Good SLOs are almost always symptoms
Answers to “what external behaviour manifests that my service is not healthy” tend to overlap with answers to “how would a user tell that the service doesn’t work” or “how would the business tell that we’re making money“. Symptoms get you talking about page loading times, conversions, successful page loads, and so on. Terms closer to user experience and business objectives. They may seem too far away from the guts of the system, but will give you clarity and purpose. It’s almost impossible to figure out how much time per month you can tolerate with >90% CPU utilisation. It’s much easier to figure out what is the acceptable percentage of failed requests.
Being on the same wavelength as the business gives engineers more control over alert fatigue and toil. The handful of symptoms that become SLOs allow you to reduce drastically the amount of alerts we need to configure and attend to.
SLOs also imply an error budget, and knowing how much failure is acceptable in a period of time gives your team the option to keep the PagerDuty horn silent until your error budget is at risk. This doesn’t mean you should become complacent and tolerate errors, but that you can (and should!) administer the demand for your team’s limited energy.
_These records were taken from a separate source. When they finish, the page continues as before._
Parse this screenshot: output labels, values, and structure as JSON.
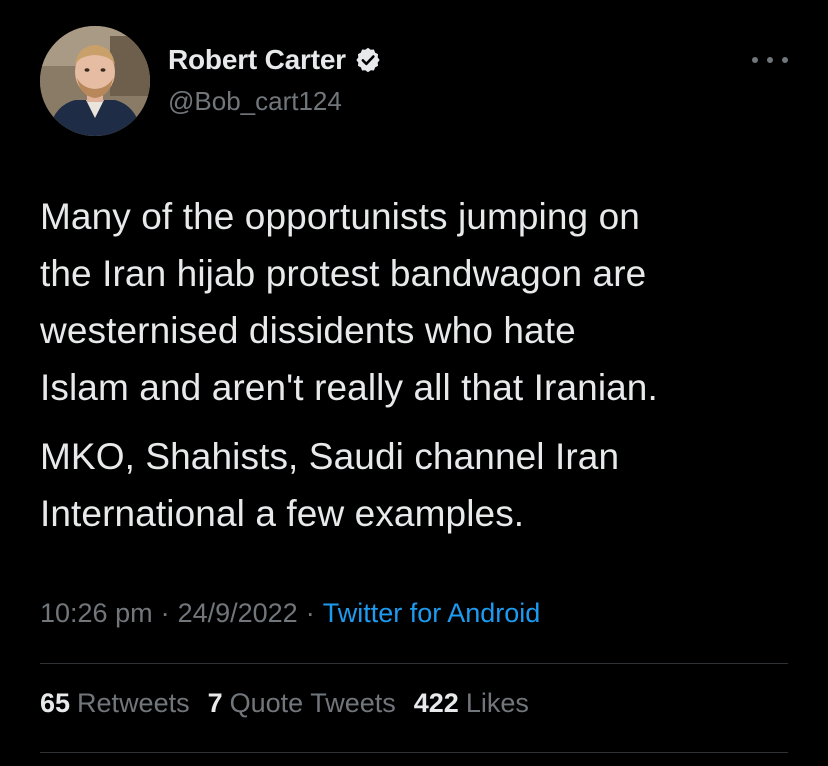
{
  "author": {
    "display_name": "Robert Carter",
    "handle": "@Bob_cart124",
    "verified": true
  },
  "icons": {
    "verified": "verified-badge-icon",
    "more": "more-options-icon"
  },
  "tweet": {
    "paragraphs": [
      "Many of the opportunists jumping on\nthe Iran hijab protest bandwagon are\nwesternised dissidents who hate\nIslam and aren't really all that Iranian.",
      "MKO, Shahists, Saudi channel Iran\nInternational a few examples."
    ]
  },
  "meta": {
    "time": "10:26 pm",
    "separator": "·",
    "date": "24/9/2022",
    "source": "Twitter for Android"
  },
  "stats": {
    "retweets_count": "65",
    "retweets_label": "Retweets",
    "quotes_count": "7",
    "quotes_label": "Quote Tweets",
    "likes_count": "422",
    "likes_label": "Likes"
  },
  "colors": {
    "background": "#000000",
    "text_primary": "#e7e9ea",
    "text_secondary": "#71767b",
    "link": "#1d9bf0",
    "divider": "#2f3336"
  }
}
Similarly, associating each cause of failure with its effect on SLOs helps prioritise investing in the most impactful (which won’t necessarily be the most frequent!).
Summary
When you define health alerts for your systems it’s more useful to start with symptoms of trouble, rather than potential causes.
Causes usually look at resources (CPU, memory, IO, etc.) or internal processes (GC, thread scheduling, etc.), but the presence of a cause does not guarantee an issue. This adds the burden of confirmation on the operator, which gets multiplied because there are many potential causes of failure. In a complex system, they are also always present. All these factors lead to excess alert noise, fatigue operators, and make them less effective at keeping the system healthy.
Symptoms look at high-level function (requests served in time, data flowing, payments being processed). Symptoms are few, and provide reliable indicators that the system is unable to perform its job. An alert gives near certainty that attention for the operator is necessary. Focus on symptoms aligns engineering priorities with those of the business, and helps define SLOs and error budgets that guide engineering towards more effective and efficient use of their effort, and gives control over operational toil.